Linux ships with a rich set of command-line utilities for inspecting, finding, and manipulating files. This chapter covers the tools you will use most often — from checking file types and permissions to searching content and managing disk space.


Inspecting Files

file document.pdf                      # determine file type from content, not extension
wc file.txt                            # count lines, words, bytes
wc -l file.txt                         # count lines only
stat file.txt                          # detailed metadata: size, permissions, timestamps
du -sh directory/                      # disk usage of a directory (human-readable)
du -sh *                               # disk usage of everything in the current directory
df -h                                  # filesystem disk space usage (human-readable)

Viewing File Contents

cat file.txt                           # print entire file
less file.txt                          # page through a file (q to quit, / to search)
head file.txt                          # first 10 lines
head -n 20 file.txt                    # first 20 lines
tail file.txt                          # last 10 lines
tail -n 20 file.txt                    # last 20 lines
tail -f logfile.txt                    # follow a file in real time (Ctrl+C to stop)

less is the most useful for large files: it does not load the entire file into memory, supports searching with /, and you can scroll both ways.


Finding Files

find: search by attributes

find . -name "*.txt"                   # find by name pattern (case-sensitive)
find . -iname "*.txt"                  # case-insensitive
find /home -type f                     # files only (not directories)
find /home -type d                     # directories only
find . -mtime -7                       # modified in the last 7 days
find . -size +10M                      # files larger than 10 MB
find . -name "*.log" -delete           # find and delete
find . -name "*.py" -exec wc -l {} \;  # find and run a command on each result
locate filename                        # instant search using a pre-built index
sudo updatedb                          # update the index (run after adding new files)
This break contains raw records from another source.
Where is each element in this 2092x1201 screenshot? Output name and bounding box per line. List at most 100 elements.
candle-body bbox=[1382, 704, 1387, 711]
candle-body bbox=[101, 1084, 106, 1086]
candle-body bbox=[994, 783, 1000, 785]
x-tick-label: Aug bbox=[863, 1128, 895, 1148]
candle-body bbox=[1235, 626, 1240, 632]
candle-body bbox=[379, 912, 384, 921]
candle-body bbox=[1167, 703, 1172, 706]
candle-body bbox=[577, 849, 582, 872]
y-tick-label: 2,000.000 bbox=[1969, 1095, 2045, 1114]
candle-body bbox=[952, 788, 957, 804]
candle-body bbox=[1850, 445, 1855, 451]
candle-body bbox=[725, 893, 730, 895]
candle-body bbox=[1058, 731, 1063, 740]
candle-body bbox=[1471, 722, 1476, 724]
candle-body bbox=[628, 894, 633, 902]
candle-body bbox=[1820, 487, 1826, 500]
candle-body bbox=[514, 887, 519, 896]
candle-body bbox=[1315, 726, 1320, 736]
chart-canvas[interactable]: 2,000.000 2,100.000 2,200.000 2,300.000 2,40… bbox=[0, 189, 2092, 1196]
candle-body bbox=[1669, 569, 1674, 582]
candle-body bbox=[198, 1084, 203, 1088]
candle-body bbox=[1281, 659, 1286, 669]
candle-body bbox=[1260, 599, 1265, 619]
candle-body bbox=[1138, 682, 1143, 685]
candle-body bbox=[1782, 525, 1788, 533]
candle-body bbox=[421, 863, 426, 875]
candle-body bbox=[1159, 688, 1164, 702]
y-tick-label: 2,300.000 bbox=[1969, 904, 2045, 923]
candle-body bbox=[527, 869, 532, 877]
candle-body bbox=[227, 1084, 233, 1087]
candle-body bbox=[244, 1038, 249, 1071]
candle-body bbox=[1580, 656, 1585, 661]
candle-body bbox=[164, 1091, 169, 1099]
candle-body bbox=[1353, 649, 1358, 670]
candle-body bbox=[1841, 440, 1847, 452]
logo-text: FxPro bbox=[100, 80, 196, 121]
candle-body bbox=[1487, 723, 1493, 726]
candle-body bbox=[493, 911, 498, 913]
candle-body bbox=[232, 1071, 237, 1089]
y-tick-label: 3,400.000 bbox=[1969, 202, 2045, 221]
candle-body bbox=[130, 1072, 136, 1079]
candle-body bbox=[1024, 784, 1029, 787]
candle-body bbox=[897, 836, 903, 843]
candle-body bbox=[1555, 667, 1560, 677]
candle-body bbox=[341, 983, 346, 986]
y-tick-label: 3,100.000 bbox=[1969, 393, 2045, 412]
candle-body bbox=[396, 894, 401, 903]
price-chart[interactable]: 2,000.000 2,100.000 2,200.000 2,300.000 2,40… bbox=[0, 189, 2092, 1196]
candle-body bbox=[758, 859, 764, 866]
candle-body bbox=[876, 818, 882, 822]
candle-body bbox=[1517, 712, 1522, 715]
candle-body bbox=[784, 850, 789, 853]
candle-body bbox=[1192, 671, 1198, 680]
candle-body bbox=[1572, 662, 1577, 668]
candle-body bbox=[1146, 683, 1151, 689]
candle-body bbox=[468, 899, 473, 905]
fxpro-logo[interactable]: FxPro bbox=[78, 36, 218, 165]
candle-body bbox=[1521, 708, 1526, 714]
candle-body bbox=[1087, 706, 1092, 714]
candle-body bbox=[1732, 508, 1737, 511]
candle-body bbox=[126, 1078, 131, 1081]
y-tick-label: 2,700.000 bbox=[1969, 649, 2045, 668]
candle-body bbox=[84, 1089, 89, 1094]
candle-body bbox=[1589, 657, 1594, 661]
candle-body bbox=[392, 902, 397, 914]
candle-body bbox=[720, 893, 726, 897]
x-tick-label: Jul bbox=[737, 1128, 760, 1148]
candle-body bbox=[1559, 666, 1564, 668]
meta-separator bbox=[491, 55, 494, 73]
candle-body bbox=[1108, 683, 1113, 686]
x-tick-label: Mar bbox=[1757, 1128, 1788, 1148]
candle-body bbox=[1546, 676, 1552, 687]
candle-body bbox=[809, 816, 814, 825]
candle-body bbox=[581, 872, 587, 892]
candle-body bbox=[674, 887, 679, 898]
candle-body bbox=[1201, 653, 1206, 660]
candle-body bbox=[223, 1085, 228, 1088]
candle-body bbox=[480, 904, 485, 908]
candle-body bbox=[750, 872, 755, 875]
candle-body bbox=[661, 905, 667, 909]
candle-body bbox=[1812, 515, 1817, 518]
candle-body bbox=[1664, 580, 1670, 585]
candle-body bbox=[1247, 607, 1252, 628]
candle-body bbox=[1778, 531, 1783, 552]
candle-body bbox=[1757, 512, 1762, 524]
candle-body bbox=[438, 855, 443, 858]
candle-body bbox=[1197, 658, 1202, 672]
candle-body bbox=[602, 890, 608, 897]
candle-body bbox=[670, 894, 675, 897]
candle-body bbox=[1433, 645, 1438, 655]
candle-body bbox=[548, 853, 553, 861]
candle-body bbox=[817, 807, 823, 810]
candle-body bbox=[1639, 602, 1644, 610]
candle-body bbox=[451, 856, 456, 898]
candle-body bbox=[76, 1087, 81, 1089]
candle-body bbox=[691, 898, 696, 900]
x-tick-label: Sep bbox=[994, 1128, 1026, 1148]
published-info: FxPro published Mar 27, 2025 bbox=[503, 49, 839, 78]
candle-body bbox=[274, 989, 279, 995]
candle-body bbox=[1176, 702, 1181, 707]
locate is much faster than find but only knows about files that existed when the index was last updated.

Locating commands

which python3                          # full path of an executable in your PATH
whereis python3                        # binary, source, and man page locations
type python3                           # how the shell resolves a command (alias, function, binary)

Searching File Contents

grep: search for patterns

grep "pattern" file.txt                # search in a file
grep -r "pattern" directory/           # search recursively
grep -i "pattern" file.txt             # case-insensitive
grep -n "pattern" file.txt             # show line numbers
grep -l "pattern" directory/           # list files that match (not lines)
grep -v "pattern" file.txt             # invert: lines that do NOT match
grep -c "pattern" file.txt             # count matching lines

For large codebases, ripgrep (rg) is significantly faster than grep and respects .gitignore by default:

sudo apt install ripgrep
rg "pattern" .                         # fast recursive search

File Permissions

Every file has three permission sets: owner, group, others. Each set has three bits: read (r=4), write (w=2), execute (x=1).

ls -l file.txt
# -rw-r--r-- 1 user group 1234 Jan 1 12:00 file.txt
# ^ ^^^ ^^^ ^^^
# | |   |   +-- others: r-- (read only)
# | |   +------ group: r-- (read only)
# | +---------- owner: rw- (read + write)
# +------------ type: - (file), d (directory), l (symlink)

chmod: change permissions

# Symbolic notation
chmod u+x script.sh                    # add execute for owner
chmod go-w file.txt                    # remove write for group and others
chmod a+r file.txt                     # add read for all (a = all)

# Octal notation (more common in scripts)
chmod 755 script.sh                    # rwxr-xr-x
chmod 644 file.txt                     # rw-r--r--
chmod 600 ~/.ssh/id_ed25519            # rw------- (private key)
chmod 700 ~/.ssh                       # rwx------ (directory)

Common octal values: 755 for executables and directories, 644 for regular files, 600 for sensitive files.

chown: change ownership

sudo chown user file.txt               # change owner
sudo chown user:group file.txt         # change owner and group
sudo chown -R user:group directory/    # recursive

# Symbolic link (like a shortcut — can cross filesystems)
ln -s /path/to/target linkname

# Hard link (another name for the same file — same filesystem only)
ln /path/to/file hardlinkname

# Check where a symlink points
readlink -f linkname
ls -la                                 # symlinks shown as: name -> target

Checking Open Files

lsof /path/to/file                     # which process has this file open
lsof -p 1234                           # all files opened by PID 1234
lsof -i :8080                          # process using port 8080

lsof is invaluable when you cannot delete or unmount something because a process has it open.